When it’s time for your kitchen remodeling, going open plan might seem a wonderful idea. Is it? Or not? Well, there’s no right or wrong answer to this question. It’s a matter of personal taste. It also has to do with your lifestyle, daily habits, family – or even the layout of the home.
You may hate the kitchen odors but still go for an open plan kitchen. Or you may not mind the odors but hate the idea of having people watching you as you cook. Or you might be in between – like the idea of going open plan and then not. Perhaps, you need some food for thought to evaluate the pros and cons in your case, to make your decision easier, to ensure your kitchen renovation is done to your maximum satisfaction.
The benefits of open plan kitchen designs
They say that the kitchen is the heart of the home. This is the place where the whole family gathers, and not just to eat. Now, with open plan kitchens, you simply invite more people to your company. Or the family can spread around the kitchen-dining-living room area and still be in immediate contact with each other. This is actually the main advantage of going open plan. The space becomes friendlier. You are not cut off the rest of the “world” when you are in the kitchen cooking. Your kitchen is right there, in the very heart of the living room.
Some other benefits? The home becomes much brighter, since walls are tumbled down. For the same reason, the space becomes a tad bigger – and surely, it gives the impression of being a lot larger than it really is. Instead of having two dining tables – one in the kitchen and one in the dining room, you now have only one and space for a kitchen island – hence, more work and storage space too. Plus, this is the ultimate way to make the home contemporary.

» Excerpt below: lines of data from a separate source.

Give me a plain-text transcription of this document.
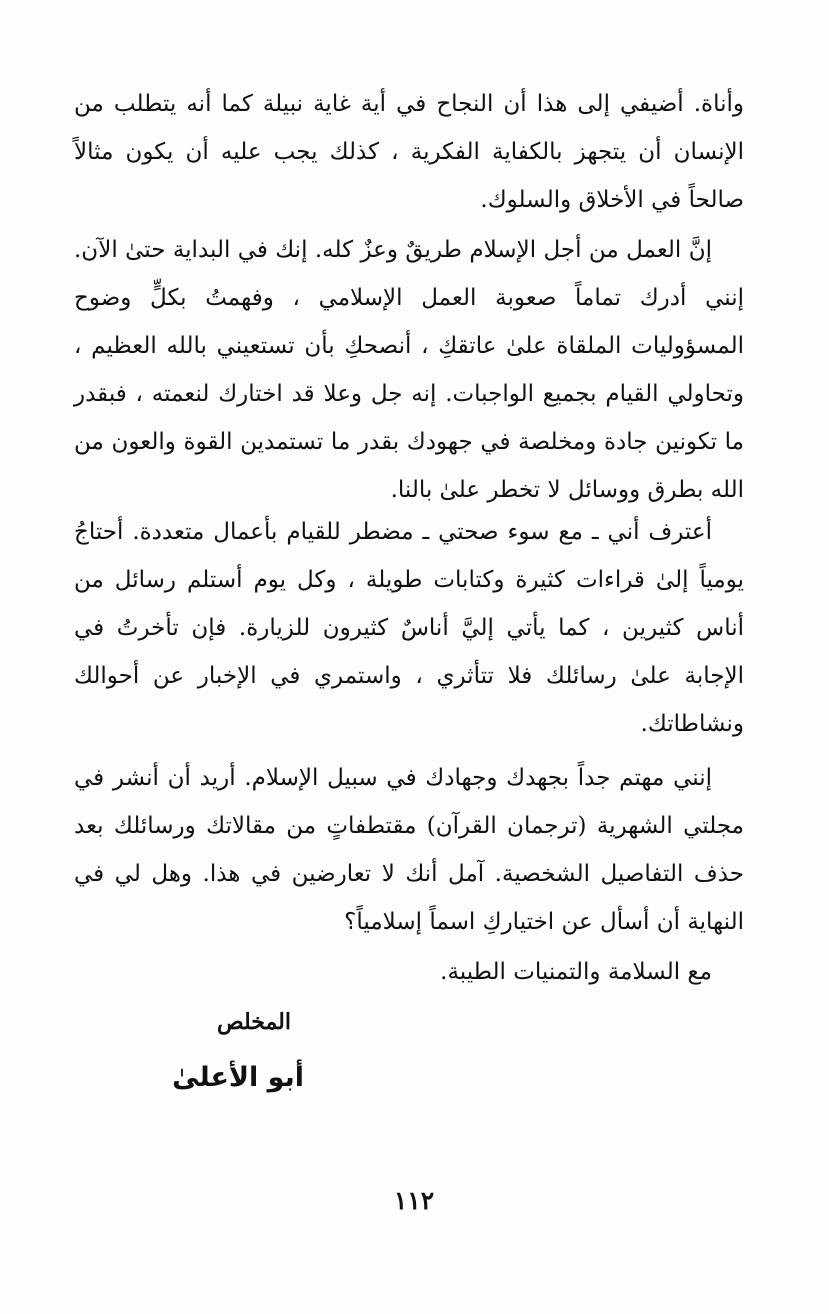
وأناة. أضيفي إلى هذا أن النجاح في أية غاية نبيلة كما أنه يتطلب من الإنسان أن يتجهز بالكفاية الفكرية ، كذلك يجب عليه أن يكون مثالاً صالحاً في الأخلاق والسلوك.

إنَّ العمل من أجل الإسلام طريقٌ وعزٌ كله. إنك في البداية حتىٰ الآن. إنني أدرك تماماً صعوبة العمل الإسلامي ، وفهمتُ بكلٍّ وضوح المسؤوليات الملقاة علىٰ عاتقكِ ، أنصحكِ بأن تستعيني بالله العظيم ، وتحاولي القيام بجميع الواجبات. إنه جل وعلا قد اختارك لنعمته ، فبقدر ما تكونين جادة ومخلصة في جهودك بقدر ما تستمدين القوة والعون من الله بطرق ووسائل لا تخطر علىٰ بالنا.

أعترف أني ـ مع سوء صحتي ـ مضطر للقيام بأعمال متعددة. أحتاجُ يومياً إلىٰ قراءات كثيرة وكتابات طويلة ، وكل يوم أستلم رسائل من أناس كثيرين ، كما يأتي إليَّ أناسٌ كثيرون للزيارة. فإن تأخرتُ في الإجابة علىٰ رسائلك فلا تتأثري ، واستمري في الإخبار عن أحوالك ونشاطاتك.

إنني مهتم جداً بجهدك وجهادك في سبيل الإسلام. أريد أن أنشر في مجلتي الشهرية (ترجمان القرآن) مقتطفاتٍ من مقالاتك ورسائلك بعد حذف التفاصيل الشخصية. آمل أنك لا تعارضين في هذا. وهل لي في النهاية أن أسأل عن اختياركِ اسماً إسلامياً؟

مع السلامة والتمنيات الطيبة.

المخلص
أبو الأعلىٰ
١١٢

The benefits of closed kitchens
You can make a mess in your kitchen and don’t care at all; something that you won’t do with an open plan kitchen if you want the space to be neat. Even if you are a tidy person, it’s hard to keep the kitchen spotless at all times – even more, if you have children. With a closed kitchen, you are secluded but the noises coming from the appliances and dishes are isolated too. There’s no broccoli odor making your living room upholstery stinky.
How to make an open plan kitchen work
The living room, dining area, and kitchen design must be cohesive. Visually, there must be balance. So, you need to decide which style you like and stick to it, even if you bring in elements from other architectural worlds.
Cohesiveness applies to color as well. You don’t have to go strictly monochromatic, but there’ll be a better result with colors of the same family. Don’t forget that with open plan kitchens, more items (anything from furniture and kitchen cabinets to tiny objects) will be exposed, bringing color into your interior. So, it’s best to keep a neutral background with earthy tones and play with the colors of the accessories.
When it comes to such projects, kitchen renovation contractors focus mainly on the layout. This is very important. You need to create zones, even if there are no walls. If not, there’ll be a small interior chaos. You certainly need a well-planned kitchen with the cooking area close to the fridge and stove, while the distances from the main countertop to the island and the fridge and all other storage spaces must be calculated down to the last detail.
Also, see where you will position the sofa in relation to the kitchen. You need to have immediate contact with your family or guests, but it would be smart to get a design that could hide the ugly. One thing that would help is the shape of the room. You can take advantage of an L shaped room to put the cluttered areas in the hidden space. Or you may raise one side of the kitchen island. Or just stop caring about such things. If you like open plan kitchens, you are friendly anyway.
A major concern, when it comes to going open plan – one that kitchen remodeling companies truly give their utmost attention to, is stability. If you remove walls, you need to be sure that the stability – the structural integrity, of your home is not affected. You may need to add a column or I-beams. You may also need to get a permit. But if you have a kitchen remodeler by your side, you won’t worry about that either.